19. “Pop, Lock & Drop It” by Huey

“Pop, Lock & Drop It” became a club favorite in the mid-2000s, showcasing the St. Louis rapper’s signature style. The song peaked at No. 6 on the Billboard Hot 100 and a remix was also released featuring Bow Wow and T-Pain. Despite its success, Huey struggled to replicate a similar hit, but the song remains a cult classic.

20. “Chain Hang Low” by Jibbs

Jibbs’ “Chain Hang Low” fused Hip Hop and catchy melodies, creating a memorable hit in 2006. The track’s playful lyrics and infectious beat took the song to No. 7 on the Billboard Hot 100. The official remix featured Yung Joc, Lil Wayne, Lil Mont and Rich Boy.

21. “Party Like a Rockstar” by Shop Boyz

Shop Boyz’s debut single, “Party Like a Rockstar,” skyrocketed up the charts to No. 2 in 2007. The hit blended rock and Hip Hop elements, becoming a party scene anthem. Despite the initial success, the group became one-hit wonders in the mainstream music landscape as they struggled to replicate the magic of their debut.

22. “Heard It All Before” by Sunshine Anderson

When Sunshine Anderson’s soulful R&B hit was released in 2001, it resonated with audiences. Despite her powerful vocals and emotive delivery, Anderson remained a one-hit wonder, leaving “Heard It All Before” as her defining moment in the music industry. The song peaked at No. 18 on the Billboard Hot 100 and No. 3 on the Hot R&B/Hip Hop charts.

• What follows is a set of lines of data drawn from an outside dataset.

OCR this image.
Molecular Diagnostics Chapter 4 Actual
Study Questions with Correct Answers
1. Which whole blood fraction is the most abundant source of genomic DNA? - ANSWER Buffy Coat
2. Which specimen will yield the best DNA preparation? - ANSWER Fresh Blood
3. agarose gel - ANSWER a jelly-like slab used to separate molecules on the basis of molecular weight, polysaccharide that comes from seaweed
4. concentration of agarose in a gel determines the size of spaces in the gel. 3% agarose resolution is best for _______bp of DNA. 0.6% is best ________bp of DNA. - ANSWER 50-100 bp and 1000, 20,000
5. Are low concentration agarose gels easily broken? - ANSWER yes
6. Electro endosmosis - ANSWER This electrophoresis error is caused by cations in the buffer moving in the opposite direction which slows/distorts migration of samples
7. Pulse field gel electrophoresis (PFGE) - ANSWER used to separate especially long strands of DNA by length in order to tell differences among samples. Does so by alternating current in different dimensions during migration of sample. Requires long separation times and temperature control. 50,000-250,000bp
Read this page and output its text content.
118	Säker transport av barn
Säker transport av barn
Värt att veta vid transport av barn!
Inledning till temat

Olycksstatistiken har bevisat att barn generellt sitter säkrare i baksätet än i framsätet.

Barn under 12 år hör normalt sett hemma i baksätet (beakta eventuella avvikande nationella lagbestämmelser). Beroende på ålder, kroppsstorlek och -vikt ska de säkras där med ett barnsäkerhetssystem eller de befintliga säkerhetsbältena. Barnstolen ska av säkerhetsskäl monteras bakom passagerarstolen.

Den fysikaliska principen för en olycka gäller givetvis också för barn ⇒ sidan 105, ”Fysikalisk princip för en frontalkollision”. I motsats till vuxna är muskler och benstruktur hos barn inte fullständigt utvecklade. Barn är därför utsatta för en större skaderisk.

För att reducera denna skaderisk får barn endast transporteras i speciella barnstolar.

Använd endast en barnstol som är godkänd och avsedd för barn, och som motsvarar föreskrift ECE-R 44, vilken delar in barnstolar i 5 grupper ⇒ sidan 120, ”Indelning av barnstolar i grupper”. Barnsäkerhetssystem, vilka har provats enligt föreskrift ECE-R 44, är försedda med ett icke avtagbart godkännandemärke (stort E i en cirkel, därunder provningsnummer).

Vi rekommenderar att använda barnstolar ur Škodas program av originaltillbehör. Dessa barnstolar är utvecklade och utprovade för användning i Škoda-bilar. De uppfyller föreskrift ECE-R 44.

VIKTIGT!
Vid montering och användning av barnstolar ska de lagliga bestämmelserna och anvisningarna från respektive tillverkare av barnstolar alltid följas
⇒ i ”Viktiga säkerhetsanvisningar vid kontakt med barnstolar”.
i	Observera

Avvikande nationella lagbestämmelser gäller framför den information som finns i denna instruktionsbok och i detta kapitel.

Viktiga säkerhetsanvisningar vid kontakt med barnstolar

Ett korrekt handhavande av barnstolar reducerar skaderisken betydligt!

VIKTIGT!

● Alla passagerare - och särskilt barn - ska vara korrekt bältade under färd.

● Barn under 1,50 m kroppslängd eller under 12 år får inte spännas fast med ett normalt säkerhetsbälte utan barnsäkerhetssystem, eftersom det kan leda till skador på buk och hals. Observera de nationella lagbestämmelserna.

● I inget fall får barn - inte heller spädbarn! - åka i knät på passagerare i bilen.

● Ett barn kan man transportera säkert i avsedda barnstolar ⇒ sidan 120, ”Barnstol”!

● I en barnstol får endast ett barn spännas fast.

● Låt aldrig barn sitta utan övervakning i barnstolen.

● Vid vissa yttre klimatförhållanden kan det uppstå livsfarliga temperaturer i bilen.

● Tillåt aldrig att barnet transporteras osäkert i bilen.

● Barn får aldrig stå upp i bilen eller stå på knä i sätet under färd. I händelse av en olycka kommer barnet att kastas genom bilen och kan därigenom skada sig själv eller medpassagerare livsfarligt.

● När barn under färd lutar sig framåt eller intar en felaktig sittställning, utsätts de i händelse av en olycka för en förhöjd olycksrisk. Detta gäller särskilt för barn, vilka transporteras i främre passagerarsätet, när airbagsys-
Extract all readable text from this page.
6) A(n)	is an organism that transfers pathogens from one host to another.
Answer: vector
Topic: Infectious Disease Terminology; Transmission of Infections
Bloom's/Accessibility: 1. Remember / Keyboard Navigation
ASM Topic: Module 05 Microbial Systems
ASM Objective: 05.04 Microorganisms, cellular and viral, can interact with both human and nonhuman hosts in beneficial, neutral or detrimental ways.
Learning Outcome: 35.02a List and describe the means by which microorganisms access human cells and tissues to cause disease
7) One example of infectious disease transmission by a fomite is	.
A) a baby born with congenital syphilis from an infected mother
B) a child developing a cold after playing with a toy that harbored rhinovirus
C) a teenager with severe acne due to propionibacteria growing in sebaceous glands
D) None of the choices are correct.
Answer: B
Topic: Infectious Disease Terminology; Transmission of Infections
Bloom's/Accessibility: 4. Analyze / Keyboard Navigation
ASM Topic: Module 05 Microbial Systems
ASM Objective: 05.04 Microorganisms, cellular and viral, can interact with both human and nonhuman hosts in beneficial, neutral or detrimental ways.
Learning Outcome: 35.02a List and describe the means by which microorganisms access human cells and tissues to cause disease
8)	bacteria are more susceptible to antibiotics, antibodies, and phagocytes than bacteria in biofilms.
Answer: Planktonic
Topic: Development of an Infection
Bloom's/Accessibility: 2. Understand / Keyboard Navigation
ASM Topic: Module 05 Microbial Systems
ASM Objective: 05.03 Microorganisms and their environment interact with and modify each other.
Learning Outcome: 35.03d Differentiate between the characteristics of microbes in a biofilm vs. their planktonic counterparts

23. “All Cried Out” by Allure

Allure’s “All Cried Out” featuring 112 is a classic R&B ballad from the ’90s that tugs at the heartstrings. The girl group was signed to Mariah Carey’s Crave Records; however, upon the label’s closing, Allure struggled to replicate the success.

24. “Baby Got Back” by Sir Mix-A-Lot

Sir Mix-A-Lot’s “Baby Got Back” is a Hip Hop classic that celebrated curvy women and became a pop culture phenomenon in the early ’90s. Released in 1992, the song caused a lot of buzz with rave reviews and controversy. For a brief moment, the music video for the track was banned by MTV for its blatant lyrics and imagery of women’s buttocks. Despite that, the song rose to No. 1 on the Billboard Hot 100 and won a 1993 Grammy for Best Rap Solo Performance. “Baby Got Back” is Sir Mix-A-Lot’s most recognizable hit, and can be heard throughout numerous movies and in modern-day music.

25. “You Gotta Be” by Des’ree

Des’ree’s “You Gotta Be” is a soulful and uplifting ballad from the early ’90s that became a chart-topping hit. Released in 1994, the song reached No. 5 on the Billboard Hot 100. Despite her powerful voice and positive message, Des’ree’s “You Gotta Be” was her only enduring contribution to the world of ’90s pop.